Cansu Poyraz Karadeniz Yazio: Bir Başkadır Jung
Sevdiklerimizi, sevdiğimiz şeyleri, yarın güvencemizi ve en mühimi de manayı kaybettiğimiz, her anlamda zorlu bir süreçten geçiyoruz. Üstüne üstlük kaybettiklerimizin listesi de uzayıp gidecek gibi görünüyor.
Böyle kara zamanlarda, insan yüzünü felsefeye çevirmek istiyor, aklındaki sorulara cevaplar bulmak, en azından o soruları daha önce soran başka insanlar tanımak istiyor. Zira aklının dehlizlerinde seni boğan soruların sana has olmadığı bilmek, o dehlize sarkıtılmış bir can halatı gibidir…
Bitmek tükenmek bilmeyen bir arayışın eşiğinde duranlara Destek Yayınları’ndan çıkan Felsefe Serisini öneririm. Sizi bunaltmadan, “Bakın ne kadar karmaşık şeyler anlatıyorum, anlamıyorsan sen aptalsındır” kibrinden uzak, her biri yalın bir dille yazılmış birbirinden değerli filozofların hayat hikayelerini ve fikrilerini anlatan bu seri, çareyi kişisel gelişim kitaplarında arayıp bulamayanlar için yepyeni bir dünyanın kapısını açacak.
Serinin Yayın Koordinatörü Özlem Küskü, Destek Medya bünyesinde birbirinden değerli popüler bilim kitapları yayınlayan Beyaz Baykuş yayınlarının da Genel Yayın Yönetmeni. Aynı zamanda felsefe serisinin son göz bebeği olan Carl Gustav Jung-Dışa Bakan Rüya Görür, İçe Bakan Uyanır kitabının da yazarı. Aylarca titizlikle çalıştı, onlarca okuma yaptı, e emek bu kadar büyük olunca da bence kitabı anlatmak onun hakkıydı.
“Bir Başkadır” dizisinde adı geçip arama motorlarına düşen Jung kimdir?
Peki “Bir Başkadır” dizisinde Jung’u nereye oturtabiliriz?
Peki bireyleşmeden ne anlamalıyız?
Dünyanın sadece bir aptal tarafından anlatılan bir masal olduğu fikrine inanmak istemeyiz, öyle değil mi?
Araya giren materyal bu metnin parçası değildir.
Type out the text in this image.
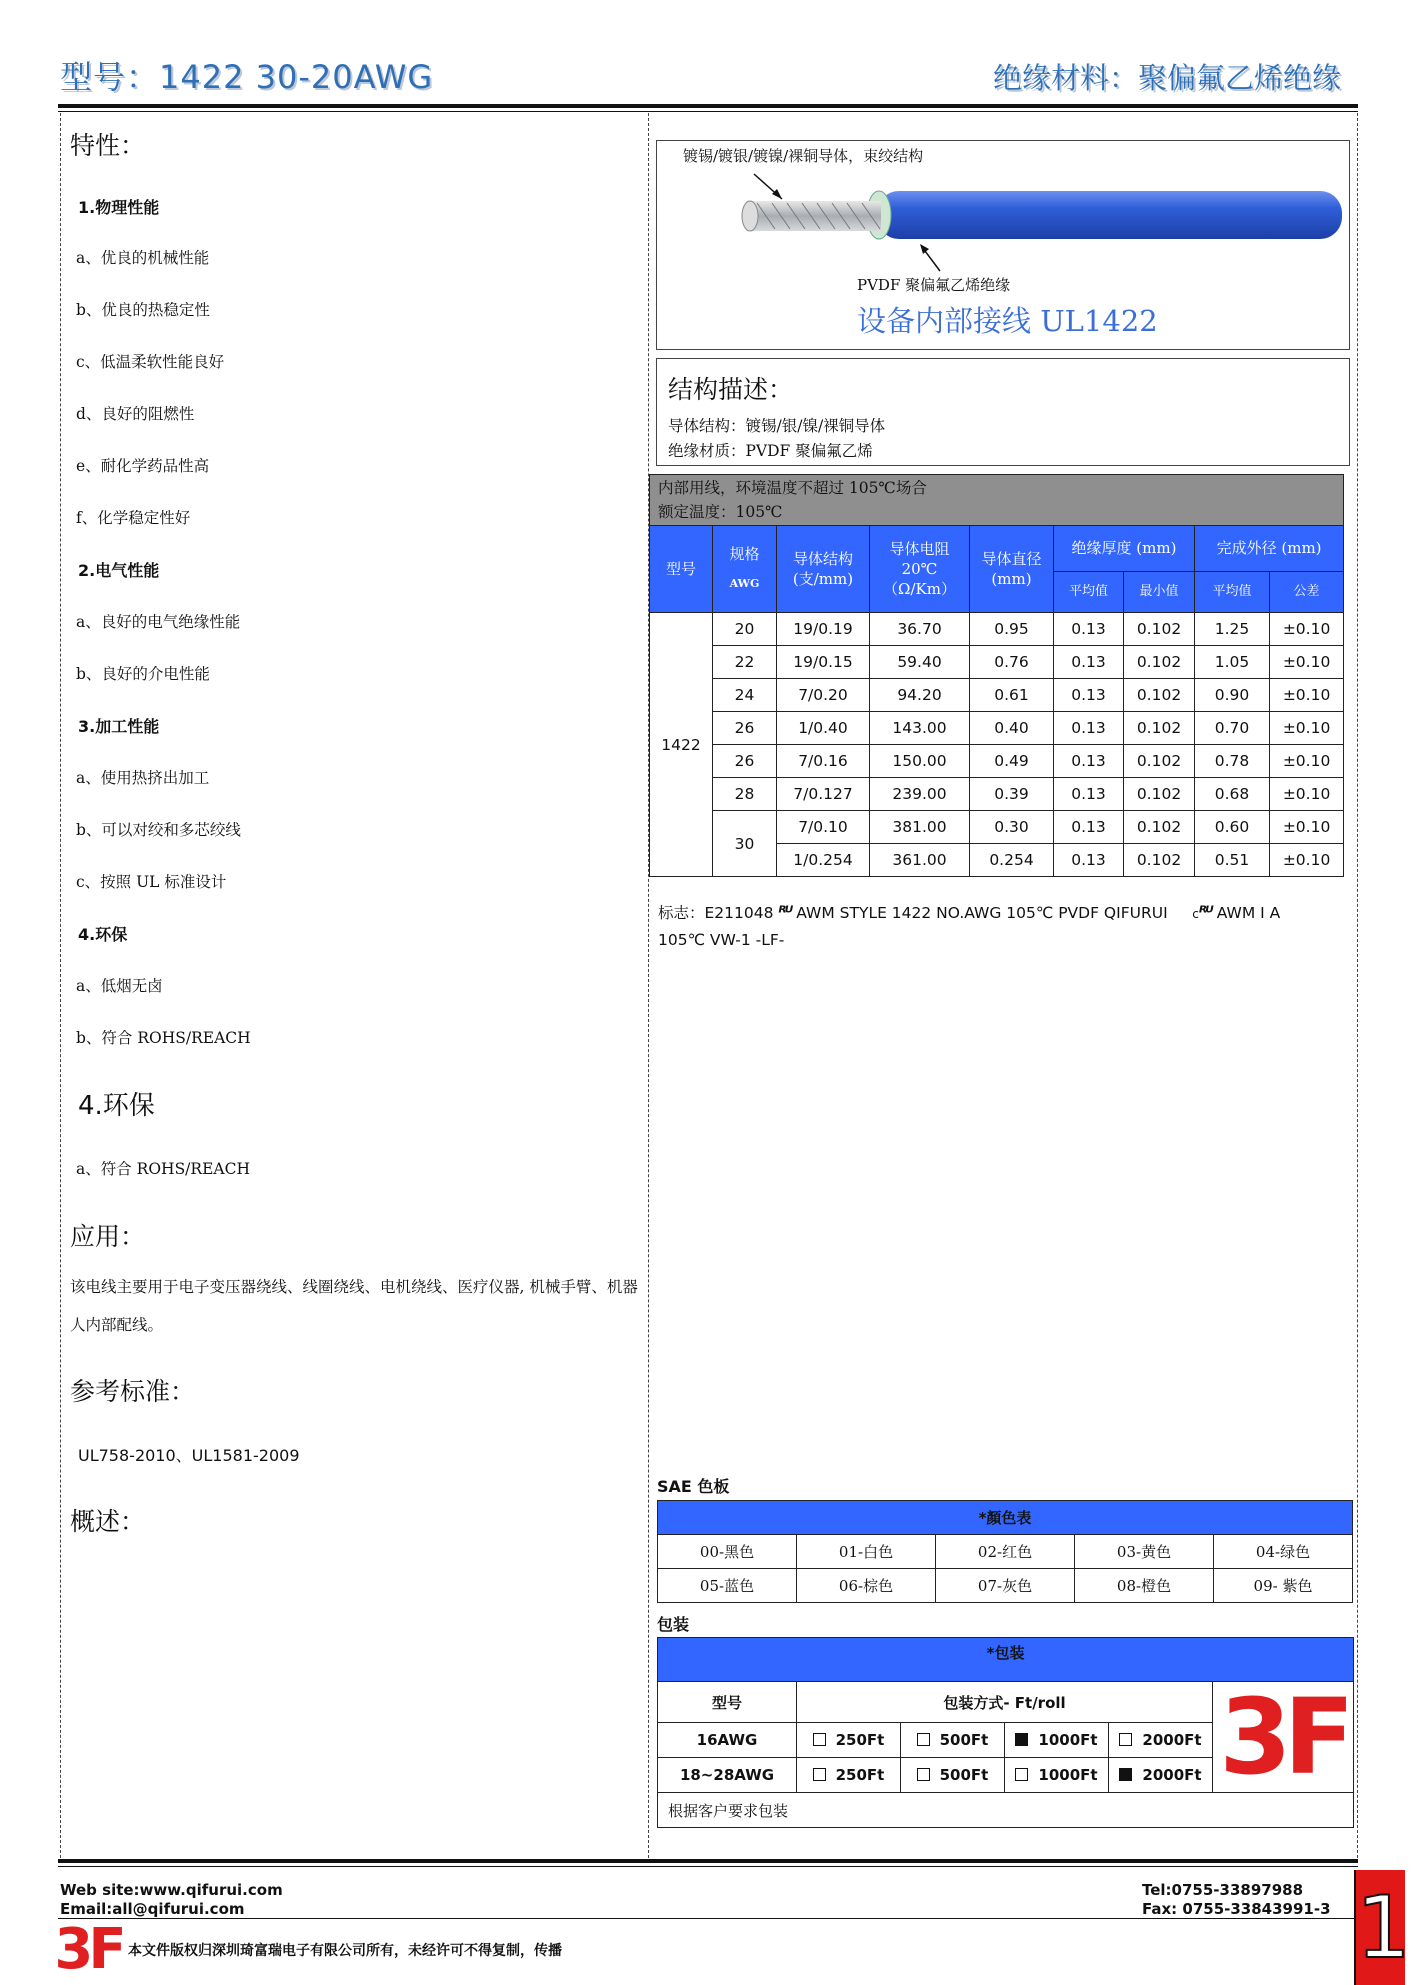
型号：1422 30-20AWG	绝缘材料：聚偏氟乙烯绝缘
特性：
1.物理性能
a、优良的机械性能
b、优良的热稳定性
c、低温柔软性能良好
d、良好的阻燃性
e、耐化学药品性高
f、化学稳定性好
2.电气性能
a、良好的电气绝缘性能
b、良好的介电性能
3.加工性能
a、使用热挤出加工
b、可以对绞和多芯绞线
c、按照 UL 标准设计
4.环保
a、低烟无卤
b、符合 ROHS/REACH
4.环保
a、符合 ROHS/REACH
应用：
该电线主要用于电子变压器绕线、线圈绕线、电机绕线、医疗仪器, 机械手臂、机器人内部配线。
参考标准：
UL758-2010、UL1581-2009
概述：
镀锡/镀银/镀镍/裸铜导体，束绞结构
PVDF 聚偏氟乙烯绝缘
设备内部接线 UL1422
结构描述：
导体结构：镀锡/银/镍/裸铜导体
绝缘材质：PVDF 聚偏氟乙烯
内部用线，环境温度不超过 105℃场合
额定温度：105℃								

型号	规格
AWG	导体结构 (支/mm)	导体电阻 20℃ （Ω/Km）	导体直径(mm)	绝缘厚度 (mm)		完成外径 (mm)	
					平均值	最小值	平均值	公差
1422	20	19/0.19	36.70	0.95	0.13	0.102	1.25	±0.10
	22	19/0.15	59.40	0.76	0.13	0.102	1.05	±0.10
	24	7/0.20	94.20	0.61	0.13	0.102	0.90	±0.10
	26	1/0.40	143.00	0.40	0.13	0.102	0.70	±0.10
	26	7/0.16	150.00	0.49	0.13	0.102	0.78	±0.10
	28	7/0.127	239.00	0.39	0.13	0.102	0.68	±0.10
	30	7/0.10	381.00	0.30	0.13	0.102	0.60	±0.10
		1/0.254	361.00	0.254	0.13	0.102	0.51	±0.10
标志：E211048 ᴿᵁ AWM STYLE 1422 NO.AWG 105℃ PVDF QIFURUI cᴿᵁ AWM I A
105℃ VW-1 -LF-
SAE 色板
*顏色表				
00-黑色	01-白色	02-红色	03-黄色	04-绿色
05-蓝色	06-棕色	07-灰色	08-橙色	09- 紫色
包装
*包装					
型号	包装方式- Ft/roll				3F

16AWG	250Ft	500Ft	1000Ft	2000Ft	
18~28AWG	250Ft	500Ft	1000Ft	2000Ft	
根据客户要求包装					
Web site:www.qifurui.com
Email:all@qifurui.com
Tel:0755-33897988
Fax: 0755-33843991-3
3F 本文件版权归深圳琦富瑞电子有限公司所有，未经许可不得复制，传播	1
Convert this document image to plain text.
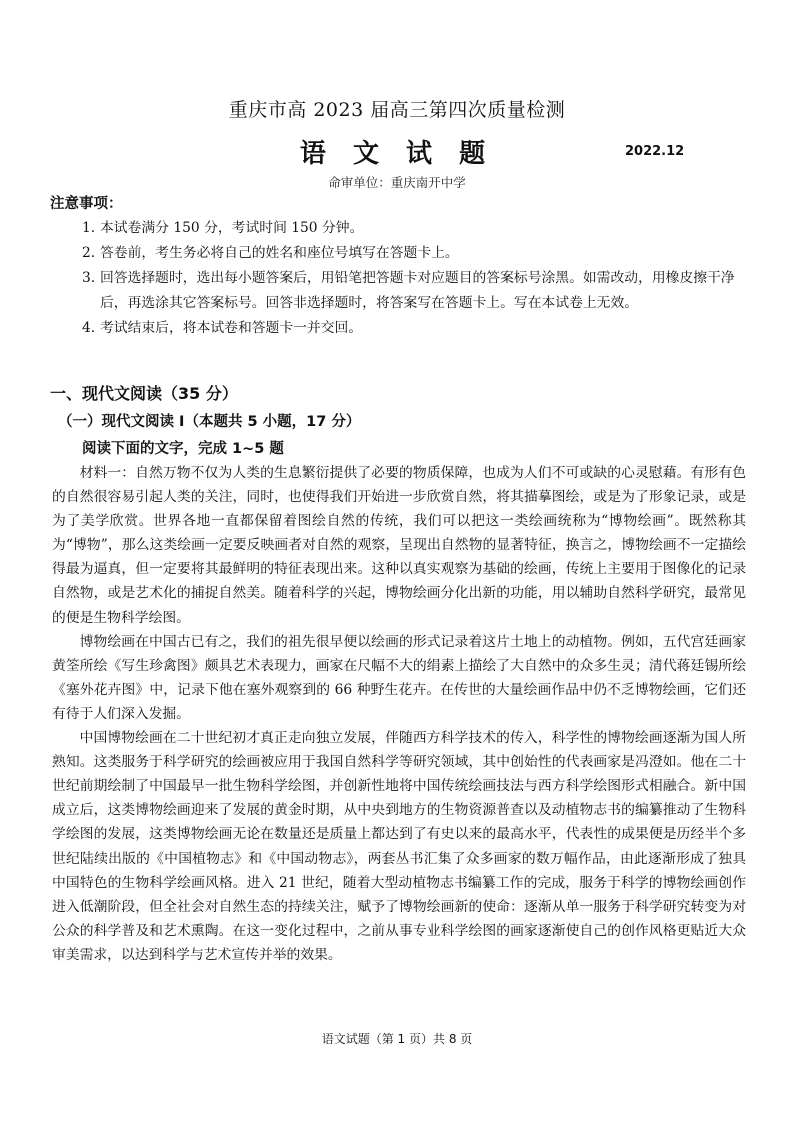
重庆市高 2023 届高三第四次质量检测
语 文 试 题	2022.12
命审单位：重庆南开中学
注意事项：
1. 本试卷满分 150 分，考试时间 150 分钟。
2. 答卷前，考生务必将自己的姓名和座位号填写在答题卡上。
3. 回答选择题时，选出每小题答案后，用铅笔把答题卡对应题目的答案标号涂黑。如需改动，用橡皮擦干净后，再选涂其它答案标号。回答非选择题时，将答案写在答题卡上。写在本试卷上无效。
4. 考试结束后，将本试卷和答题卡一并交回。
一、现代文阅读（35 分）
（一）现代文阅读 I（本题共 5 小题，17 分）
阅读下面的文字，完成 1~5 题

材料一：自然万物不仅为人类的生息繁衍提供了必要的物质保障，也成为人们不可或缺的心灵慰藉。有形有色的自然很容易引起人类的关注，同时，也使得我们开始进一步欣赏自然，将其描摹图绘，或是为了形象记录，或是为了美学欣赏。世界各地一直都保留着图绘自然的传统，我们可以把这一类绘画统称为“博物绘画”。既然称其为“博物”，那么这类绘画一定要反映画者对自然的观察，呈现出自然物的显著特征，换言之，博物绘画不一定描绘得最为逼真，但一定要将其最鲜明的特征表现出来。这种以真实观察为基础的绘画，传统上主要用于图像化的记录自然物，或是艺术化的捕捉自然美。随着科学的兴起，博物绘画分化出新的功能，用以辅助自然科学研究，最常见的便是生物科学绘图。

博物绘画在中国古已有之，我们的祖先很早便以绘画的形式记录着这片土地上的动植物。例如，五代宫廷画家黄筌所绘《写生珍禽图》颇具艺术表现力，画家在尺幅不大的绢素上描绘了大自然中的众多生灵；清代蒋廷锡所绘《塞外花卉图》中，记录下他在塞外观察到的 66 种野生花卉。在传世的大量绘画作品中仍不乏博物绘画，它们还有待于人们深入发掘。

中国博物绘画在二十世纪初才真正走向独立发展，伴随西方科学技术的传入，科学性的博物绘画逐渐为国人所熟知。这类服务于科学研究的绘画被应用于我国自然科学等研究领域，其中创始性的代表画家是冯澄如。他在二十世纪前期绘制了中国最早一批生物科学绘图，并创新性地将中国传统绘画技法与西方科学绘图形式相融合。新中国成立后，这类博物绘画迎来了发展的黄金时期，从中央到地方的生物资源普查以及动植物志书的编纂推动了生物科学绘图的发展，这类博物绘画无论在数量还是质量上都达到了有史以来的最高水平，代表性的成果便是历经半个多世纪陆续出版的《中国植物志》和《中国动物志》，两套丛书汇集了众多画家的数万幅作品，由此逐渐形成了独具中国特色的生物科学绘画风格。进入 21 世纪，随着大型动植物志书编纂工作的完成，服务于科学的博物绘画创作进入低潮阶段，但全社会对自然生态的持续关注，赋予了博物绘画新的使命：逐渐从单一服务于科学研究转变为对公众的科学普及和艺术熏陶。在这一变化过程中，之前从事专业科学绘图的画家逐渐使自己的创作风格更贴近大众审美需求，以达到科学与艺术宣传并举的效果。

语文试题（第 1 页）共 8 页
Ancak ne yazık ki böyle yaşarız. Dünyaya gelir, kimliklerimize, statülerimize sarılır ve koca yaşamı tüketerek, neredeyse uykuda geçirir ve göçer gideriz. Ancak yine içten içe hayatımızda bir anlam olmasını isteriz, kendimizi tanımaya, bilmeye çabalarız.
Delphi tapınağının kapısındaki meşhur söz ne diyordu? “Kendini bil.” Peki kendini bilmek ne demek? Bu sorunun cevabını pek çoğumuz sadece ego bilinci üzerinden veririz diyor Jung. Örneğin ben Özlem, bir yayınevinde editörüm, falancanın dostuyum, şu okulu bitirdim, şu semtte yaşıyorum, şiir okumaktan çok hoşlanıyorum, yalandan ve yılandan çok korkuyorum. Peki Özlem’in özü ne durumda? Ruhu ne diyor?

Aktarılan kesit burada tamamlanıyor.